Getting on TV is a lot easier than you might think – just follow the advice and insider tips from our very own experienced contestant, Shirley Tuck.
First of all, ask yourself this: “Just how far are you prepared to go in the name of fame?” Once you’ve worked out your personal boundaries (but not your issues – that would ruin everything), then you’re ready to start. I must warn you however that standards are pretty high (or low, depending on your point of view). Nobody thought Kinga’s wine bottle incident would be possible to beat, but Dutch Big Brother contestant Tanja recently gave birth in the house to boost her chances of winning.
That’s the price of fame – and these days you pay in advance. A willingness to sacrifice all dignity, morals and values for those precious few minutes of airtime is a prerequisite. The recipe for success is simple: lose all inhibitions; give the producers what they want; and try not to imagine the horrified faces of all your family and friends. Remember that the scale of your embarrassment is directly proportional to our viewing pleasure.
It’s all about the package. Serve it up with bells on to stand any chance of beating off the competition. TV for the talentless is big business. It’s more about what you can’t do than what you do well. Your chances of stardom are greatly improved if you really, really suck at something. Learn to exaggerate your faults for maximum impact. If you can’t boil an egg go for ‘Ready Steady cook’. If you sing like a strangled cat try ‘Stars in their Eyes’. Got no style? Look like crap? Apply to ‘What not to Wear’ or ‘Ten Years Younger’. Obviously a combination of the above is most desirable and if you have minor mental problems too then the world of television is your oyster.
My British television debut is coming to a screen near you in February, when I will be starring as a contestant on ‘Masterchef Goes Large’. Having a camera shoved literally inches from your face does strange things to a person. I tended to favor the rabbit-caught-in-headlights stare and gormless village idiot look; admirably aided by the horribly unflattering and ill-fitting attire I was forced to wear.

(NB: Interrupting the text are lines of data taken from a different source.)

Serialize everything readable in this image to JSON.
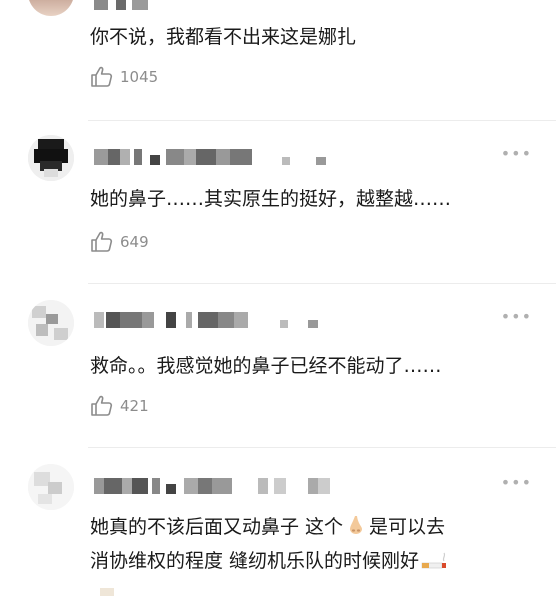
{
  "comments": [
    {
      "text": "你不说，我都看不出来这是娜扎",
      "likes": "1045"
    },
    {
      "text": "她的鼻子……其实原生的挺好，越整越……",
      "likes": "649",
      "more_label": "•••"
    },
    {
      "text": "救命。。我感觉她的鼻子已经不能动了……",
      "likes": "421",
      "more_label": "•••"
    },
    {
      "text_line1": "她真的不该后面又动鼻子 这个",
      "text_line1_tail": "是可以去",
      "text_line2": "消协维权的程度 缝纫机乐队的时候刚好",
      "more_label": "•••"
    }
  ],
  "icons": {
    "like": "thumbs-up-icon",
    "more": "more-icon",
    "nose_emoji": "nose-icon",
    "cigarette_emoji": "cigarette-icon"
  },
  "colors": {
    "text": "#1a1a1a",
    "secondary": "#8c8c8c",
    "divider": "#ececec"
  }
}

Filming for one hour of showtime took a staggering ten hours a day for two days. I almost died of boredom and am convinced the long periods of sitting around are purely to lull your brain into ‘duh’ mode so you come across as gibbering and incompetent. That’s entertainment for you. Viewer superiority is an essential component of a successful program. Trust me, the only things ‘going large’ are the egos and waistlines of both presenters. Not that I’m bitter…
Unlike promising boxer and really sore loser Najai Turpin, who shot himself after being knocked out (no pun intended) of Sylvester Stallone’s reality boxing competition ‘The Contender’ in February this year. Maybe he just couldn’t stand having to repeatedly listen to the Rocky theme tune. Speaking of which, filming for ‘Rocky 6’ is due to start soon and extras will be needed. Again, no acting experience (or skills of any kind) required. An opportunity not to be missed I’m sure.
On that note, ‘Trisha’ is always looking for participants. Don’t have a suitably humiliating or pathetically tragic story of your own to share with the nation? No worries. Get down to your local doctor or dentist’s waiting room and flick through the ageing copies of ‘Take a Break’ or ‘Woman’s Own’ for inspiration and voila! a star is born.
Failing that you could sell your soul to Anne Robinson. ‘The Weakest Link’ is looking for autistic contestants for an extra special show. Perhaps Ms Robinson will finally meet her match.
Getting desperate? Apply to be an audience member on your favourite daytime show. It can’t be that hard. Producers usually trawl local elderly homes and bribe the poor old dears with a free lunch. Well, it’s a day out. Beats a trip to Blackpool at this time of year.
If, despite all my quality advice you still haven’t made it onto the telly, there’s always ‘Crimestoppers’.